Extra: What is Udom Inoyo doing right?
By John Ntekim
One would wonder why the name of the Vice Chairman of Exxon Mobil affiliates in Nigeria, Mr. Udom Inoyo has been used frequently, particularly in the media for several years, yet, has never been mentioned in a scandalous circumstance, in a country where high-profile personalities in the public and private sectors, especially those who contribute to the political system in their home states like Inoyo has been doing since in the 90s, are often accused, indicted and sometimes convicted in cases of impropriety, usually underscored by greed and craze for flamboyance.
It is either he is doing what most people are not doing, or he is doing what most people are doing differently.

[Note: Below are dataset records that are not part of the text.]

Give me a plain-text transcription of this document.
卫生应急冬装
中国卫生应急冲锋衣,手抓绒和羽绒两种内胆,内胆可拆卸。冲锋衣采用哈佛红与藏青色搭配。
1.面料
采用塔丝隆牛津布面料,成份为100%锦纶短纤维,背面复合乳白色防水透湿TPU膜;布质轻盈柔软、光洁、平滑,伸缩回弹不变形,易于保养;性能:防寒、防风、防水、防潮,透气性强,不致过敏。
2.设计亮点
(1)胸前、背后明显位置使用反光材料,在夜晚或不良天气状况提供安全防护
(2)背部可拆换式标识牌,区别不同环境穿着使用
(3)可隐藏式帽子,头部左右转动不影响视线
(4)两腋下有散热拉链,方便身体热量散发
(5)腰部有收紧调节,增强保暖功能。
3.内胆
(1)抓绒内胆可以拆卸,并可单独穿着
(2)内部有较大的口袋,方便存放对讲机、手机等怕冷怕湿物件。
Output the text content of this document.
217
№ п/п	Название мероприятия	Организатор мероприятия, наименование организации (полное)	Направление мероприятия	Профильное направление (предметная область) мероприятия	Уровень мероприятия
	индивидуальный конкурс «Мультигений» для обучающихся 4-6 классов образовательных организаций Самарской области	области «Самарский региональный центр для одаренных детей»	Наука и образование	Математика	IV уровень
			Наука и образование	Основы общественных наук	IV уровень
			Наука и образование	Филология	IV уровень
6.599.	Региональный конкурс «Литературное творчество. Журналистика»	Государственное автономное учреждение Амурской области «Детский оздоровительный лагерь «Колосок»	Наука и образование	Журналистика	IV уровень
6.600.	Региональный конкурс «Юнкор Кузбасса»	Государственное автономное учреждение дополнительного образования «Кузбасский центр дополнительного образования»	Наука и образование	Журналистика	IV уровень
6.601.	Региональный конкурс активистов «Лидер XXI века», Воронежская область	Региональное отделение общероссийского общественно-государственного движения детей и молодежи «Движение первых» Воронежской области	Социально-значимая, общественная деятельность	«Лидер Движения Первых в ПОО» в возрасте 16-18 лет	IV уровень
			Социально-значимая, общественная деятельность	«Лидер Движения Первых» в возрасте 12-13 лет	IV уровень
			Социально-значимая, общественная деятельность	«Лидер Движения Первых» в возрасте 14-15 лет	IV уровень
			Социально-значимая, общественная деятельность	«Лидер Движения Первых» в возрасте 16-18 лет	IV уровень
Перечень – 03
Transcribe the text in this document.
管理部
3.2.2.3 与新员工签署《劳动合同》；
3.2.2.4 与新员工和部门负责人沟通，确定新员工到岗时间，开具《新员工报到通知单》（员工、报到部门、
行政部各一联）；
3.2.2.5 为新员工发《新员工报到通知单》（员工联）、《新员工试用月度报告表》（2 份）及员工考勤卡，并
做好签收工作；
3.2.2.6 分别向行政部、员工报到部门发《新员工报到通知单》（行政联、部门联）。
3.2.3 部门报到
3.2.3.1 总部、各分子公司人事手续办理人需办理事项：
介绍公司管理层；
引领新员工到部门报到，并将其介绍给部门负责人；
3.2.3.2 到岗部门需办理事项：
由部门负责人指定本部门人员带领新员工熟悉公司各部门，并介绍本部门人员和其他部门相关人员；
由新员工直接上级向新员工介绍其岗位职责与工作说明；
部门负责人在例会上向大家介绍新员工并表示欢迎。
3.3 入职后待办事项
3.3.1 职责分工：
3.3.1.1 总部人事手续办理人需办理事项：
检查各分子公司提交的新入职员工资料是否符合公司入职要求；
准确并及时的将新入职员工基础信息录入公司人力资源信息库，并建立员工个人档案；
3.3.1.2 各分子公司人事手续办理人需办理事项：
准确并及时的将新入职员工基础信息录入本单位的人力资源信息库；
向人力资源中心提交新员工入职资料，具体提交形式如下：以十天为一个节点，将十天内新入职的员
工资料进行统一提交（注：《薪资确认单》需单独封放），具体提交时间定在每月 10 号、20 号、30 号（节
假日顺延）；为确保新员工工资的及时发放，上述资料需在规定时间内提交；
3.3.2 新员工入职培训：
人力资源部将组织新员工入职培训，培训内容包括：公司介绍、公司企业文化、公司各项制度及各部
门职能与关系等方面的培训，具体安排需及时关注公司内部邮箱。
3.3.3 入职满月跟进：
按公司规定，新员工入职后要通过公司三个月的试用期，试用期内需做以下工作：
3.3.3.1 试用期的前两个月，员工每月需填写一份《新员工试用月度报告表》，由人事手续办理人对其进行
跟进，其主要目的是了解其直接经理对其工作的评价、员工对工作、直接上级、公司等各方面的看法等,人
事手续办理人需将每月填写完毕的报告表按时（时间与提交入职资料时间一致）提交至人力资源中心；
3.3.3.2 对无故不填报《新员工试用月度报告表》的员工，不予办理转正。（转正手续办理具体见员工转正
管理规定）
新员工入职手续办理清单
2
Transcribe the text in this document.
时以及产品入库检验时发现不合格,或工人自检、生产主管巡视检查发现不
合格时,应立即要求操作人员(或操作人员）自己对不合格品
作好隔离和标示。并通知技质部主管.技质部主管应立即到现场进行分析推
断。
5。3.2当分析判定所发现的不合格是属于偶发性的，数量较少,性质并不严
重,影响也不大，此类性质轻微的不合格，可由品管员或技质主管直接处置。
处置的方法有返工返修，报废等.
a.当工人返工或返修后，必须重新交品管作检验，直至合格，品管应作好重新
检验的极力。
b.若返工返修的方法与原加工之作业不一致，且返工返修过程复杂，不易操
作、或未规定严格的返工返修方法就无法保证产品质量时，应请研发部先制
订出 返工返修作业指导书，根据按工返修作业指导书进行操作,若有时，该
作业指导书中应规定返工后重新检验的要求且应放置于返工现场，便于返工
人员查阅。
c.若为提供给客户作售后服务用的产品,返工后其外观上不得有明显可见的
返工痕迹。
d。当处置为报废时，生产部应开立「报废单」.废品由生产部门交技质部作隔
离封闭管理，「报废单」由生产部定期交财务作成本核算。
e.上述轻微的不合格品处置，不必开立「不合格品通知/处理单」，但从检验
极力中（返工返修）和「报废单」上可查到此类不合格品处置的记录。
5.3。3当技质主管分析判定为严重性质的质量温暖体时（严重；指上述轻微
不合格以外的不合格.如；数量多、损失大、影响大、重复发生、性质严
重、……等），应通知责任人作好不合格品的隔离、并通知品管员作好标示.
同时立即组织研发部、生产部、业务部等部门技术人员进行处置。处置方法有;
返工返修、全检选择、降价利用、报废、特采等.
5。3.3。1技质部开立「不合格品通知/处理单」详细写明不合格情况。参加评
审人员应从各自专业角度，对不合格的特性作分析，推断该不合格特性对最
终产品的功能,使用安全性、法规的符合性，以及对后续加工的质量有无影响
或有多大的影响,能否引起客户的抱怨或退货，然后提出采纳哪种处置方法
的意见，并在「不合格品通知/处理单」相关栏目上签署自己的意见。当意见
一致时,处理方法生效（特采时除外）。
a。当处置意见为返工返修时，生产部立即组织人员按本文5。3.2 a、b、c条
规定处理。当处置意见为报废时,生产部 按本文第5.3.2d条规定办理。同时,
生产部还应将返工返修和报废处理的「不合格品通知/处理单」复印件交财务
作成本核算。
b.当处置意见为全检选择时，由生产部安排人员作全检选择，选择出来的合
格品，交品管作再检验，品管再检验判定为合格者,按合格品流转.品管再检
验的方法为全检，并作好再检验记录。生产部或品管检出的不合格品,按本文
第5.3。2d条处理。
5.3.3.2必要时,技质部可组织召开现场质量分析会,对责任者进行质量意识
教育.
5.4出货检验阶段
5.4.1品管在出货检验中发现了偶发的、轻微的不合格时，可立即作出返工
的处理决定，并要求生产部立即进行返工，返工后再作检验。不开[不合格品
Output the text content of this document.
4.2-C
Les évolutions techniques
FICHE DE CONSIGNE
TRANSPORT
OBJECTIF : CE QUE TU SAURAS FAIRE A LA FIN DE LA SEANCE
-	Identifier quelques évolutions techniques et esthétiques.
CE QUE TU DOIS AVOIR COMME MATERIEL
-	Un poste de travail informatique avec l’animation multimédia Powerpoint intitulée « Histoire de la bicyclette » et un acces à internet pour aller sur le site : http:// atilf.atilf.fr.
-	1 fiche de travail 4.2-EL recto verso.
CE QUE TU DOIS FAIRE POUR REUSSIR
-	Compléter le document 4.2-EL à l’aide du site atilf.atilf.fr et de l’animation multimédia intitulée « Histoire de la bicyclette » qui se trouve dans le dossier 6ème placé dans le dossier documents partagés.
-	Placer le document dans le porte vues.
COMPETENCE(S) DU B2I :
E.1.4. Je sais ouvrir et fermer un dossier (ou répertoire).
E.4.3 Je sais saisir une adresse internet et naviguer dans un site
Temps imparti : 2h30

Whichever way, the implication here is that he must be paying attention to his reputation and he knows contentment.
Exxon Mobil, one of the biggest oil and gas companies in the world, is known for high level of discipline and strict supervision its personnel are faced with. This gives insight into the amount of prudence and self regulation expected of persons in the upper echelon of such a reputable firm. Obviously, the Nsit Ubium born lawyer, Inoyo is making good representation of his state and country.
Also, in our space which is occupied largely by many rich or/and successful people who display overbearing arrogance and huffiness, live lavishly and extravagantly, Mr. Udom Inoyo appears a complete departure from the par. Those who know him closely describe him as one honest, levelheaded, deeply intelligent, soft-spoken and courageous individual, who exhibits unfeigned humility and simplicity. Moreso, a senior citizen of his local government area of origin recently explained that Udom’s social status does not account for the respect he commands, rather his modesty and contagious sense of morality do.
A young university student who had a phone conversation with him for the first time has narrated how Udom Inoyo’s sense of humour and attentiveness suddenly made him confident enough to sustain a long phone conversation, notwithstanding unfamiliarity, age and class difference.
From my evaluation, Mr. Udom Inoyo shares a few personal attributes like Kennet Kaunda, including calmness and humility with another Akwa Ibom born billionaire oil and gas entrepreneur, Mr. Akanimo Udofia, who always turns out in well-cut suits like Mr. Inoyo. ‘AK47’ as fondly called is CEO/Managing Director of Desicon Engineering Ltd. Both men have had their names endlessly reoccur in public domain for decades, without being involved in derogatory nor scandalous reports. This is suggestive of an affinity between pride and infamy. Thus, their lifestyles keep them above the fray of image management in the media, for they have got no question marks added to their nomenclatures.
Udofia and Inoyo are like two peas in a pod. The duo have shown that their personal achievements and financial strengths are not licences for them to recede from the virtues of integrity, modesty and simplicity.
Inoyo it is who has through his brainchild, the Inoyo Toro Foundation, invested unceasingly in the education of Akwa Ibom children, made orphans and widows smile, sponsored human resource development programmes for hundreds of young people and encouraged growth of SMEs to eradicate poverty, without the usual noisy fanfare, hype and self-glorification often adopted by attention seekers in this clime. Story of his contributions to community and humanitarian services would make topic for subsequent examination and publication.
However, it is heartening sometimes to recall that men in the mould of Udom Inoyo still exist, mixing excellence with humanness and opulence with simplicity, in a world where luxury, self-esteem and flamboyance seem overwhelming.
Pride goes before a fall and meekness often results in exaltation. Nature is so rigid that nothing can defy its ravages, not money, not fame. In the words of Mother Teresa, “If you are humble nothing will touch you, neither praise nor disgrace, because you know what you are.”
Verged on less attention to self importance, Mr. Inoyo’s modesty is a lesson to other ‘big men’, on the moderateness associated with fortune and the gentility and that comes with real strength. Maybe this is where Barr. Udom Inoyo is getting it right. Little wonder he always has his name and fame going ahead of him.
By the way, could it be that Inoyo’s undented name and image have lasted this long only because he has never ran for a public office in Nigeria? Is it conspicuously true that even good men loose their reputations to politics of mudslinging and character assassination in Nigeria, following the desperation of their opponents? Could this be why many successful professionals and entrepreneurs shy away from the game of politics? If this impression about our polity is anything to go by, to whose advantage and at whose expense is such detestable practice? Can there ever be an end to it? Maybe we should answer these questions individually and keep the responses to ourselves.
My interest in this literary communion is to remind readers that good men still exist silently.
John Ntekim is an Uyo based public affairs analyst.